With a 403(b) plan, employees usually get another bonus when it comes to their contributions. After 15 years of service with the same employer, workers can contribute an extra $3,000 for up to five years. This means you get to contribute a total of $15,000 more! And you don’t have to be 50 years old to take advantage of this opportunity.
Additionally, most 403(b) plans vest funds over a shorter period of time than 401(k) plans, and sometimes the funds are vested immediately. Vested funds are money you own. You’re entitled to them if you leave.
Employer Contributions. Most 403(b) plans don’t have employer contribution matching because it’s not required. However, if your employer does offer contribution matching, there is a combined contribution limit. It’s the lesser of:
- $58,000 for 2021, an increase from the 2020 limit of $57,000, or
- 100% of the employee’s yearly salary
Fun Fact: If employers offer contribution matching, they can contribute to a former employee’s plan. They can contribute up to five years after the employee’s severance date.
Employee Retirement Income Security Act (ERISA)

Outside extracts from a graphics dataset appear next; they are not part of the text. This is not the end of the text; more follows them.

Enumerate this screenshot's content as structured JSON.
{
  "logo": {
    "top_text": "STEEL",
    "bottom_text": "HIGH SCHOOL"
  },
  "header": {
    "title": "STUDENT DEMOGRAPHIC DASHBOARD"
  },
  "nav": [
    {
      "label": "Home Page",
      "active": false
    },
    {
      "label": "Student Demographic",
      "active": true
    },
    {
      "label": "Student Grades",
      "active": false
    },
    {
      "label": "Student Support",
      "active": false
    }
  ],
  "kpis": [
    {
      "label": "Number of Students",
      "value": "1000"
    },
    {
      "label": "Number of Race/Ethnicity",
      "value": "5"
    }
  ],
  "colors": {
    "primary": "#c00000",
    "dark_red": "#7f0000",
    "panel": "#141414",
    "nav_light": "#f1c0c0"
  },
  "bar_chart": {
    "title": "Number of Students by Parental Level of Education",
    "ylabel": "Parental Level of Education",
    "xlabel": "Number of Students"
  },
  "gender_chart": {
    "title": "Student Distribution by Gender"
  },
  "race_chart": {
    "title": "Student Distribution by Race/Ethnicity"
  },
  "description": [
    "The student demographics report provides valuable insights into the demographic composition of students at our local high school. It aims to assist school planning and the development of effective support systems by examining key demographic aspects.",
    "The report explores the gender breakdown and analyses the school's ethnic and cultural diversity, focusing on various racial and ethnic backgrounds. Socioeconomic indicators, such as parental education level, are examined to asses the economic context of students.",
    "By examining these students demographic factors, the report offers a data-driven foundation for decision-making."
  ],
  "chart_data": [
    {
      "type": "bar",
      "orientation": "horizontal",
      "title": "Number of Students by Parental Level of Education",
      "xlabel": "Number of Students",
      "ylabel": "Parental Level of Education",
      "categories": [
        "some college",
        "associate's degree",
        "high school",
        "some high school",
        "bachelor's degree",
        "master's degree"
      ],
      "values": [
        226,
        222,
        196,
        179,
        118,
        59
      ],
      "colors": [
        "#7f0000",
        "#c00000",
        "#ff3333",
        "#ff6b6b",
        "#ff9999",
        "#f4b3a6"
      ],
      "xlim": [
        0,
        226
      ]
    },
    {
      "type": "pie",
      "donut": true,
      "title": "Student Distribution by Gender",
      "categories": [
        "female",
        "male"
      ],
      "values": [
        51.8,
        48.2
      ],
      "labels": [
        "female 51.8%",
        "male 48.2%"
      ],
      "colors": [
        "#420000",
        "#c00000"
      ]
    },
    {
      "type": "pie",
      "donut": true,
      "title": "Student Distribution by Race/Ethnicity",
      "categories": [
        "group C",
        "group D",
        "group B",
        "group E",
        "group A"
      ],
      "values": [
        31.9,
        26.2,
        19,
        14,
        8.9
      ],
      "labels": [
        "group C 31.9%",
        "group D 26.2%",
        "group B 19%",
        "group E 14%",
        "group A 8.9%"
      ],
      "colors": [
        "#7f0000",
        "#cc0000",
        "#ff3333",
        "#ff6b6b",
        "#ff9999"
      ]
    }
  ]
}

Established in 1974, ERISA set standards for most retirement and health plans. The idea is to help protect individuals who take part in these plans. If an employer does not offer contribution matching, they are not required to follow ERISA rules.
This can be a problem because 403(b) plans are exempt from non-discrimination testing (NDT). NDT checks to see if highly compensated or key employees are receiving unfair amounts of benefits compared with other employees. All employees should have equal opportunities and access to benefits.
But that isn’t the only issue with non-ERISA plans. ERISA plans, such as a 401(k), fall under the anti-alienation clause. This states that funds deposited in plans are held by the employer. It also means the employee cannot give the funds away and their rights to the benefits are protected. Without ERISA, a 403(b) isn’t protected from creditors, lawsuits or bankruptcy.
For a 403(b) plan, there are five ways to qualify for a distribution without facing penalties.
- 59½ years of age
- Separated from employer
- Experiencing financial hardship
If you are not 59½ years old when you take a distribution, you will face a 10% penalty. This applies to most retirement plans. The only way to avoid the penalty is if the distribution is one of the other qualified reasons listed above. For more specific information, check the IRS early distribution exceptions.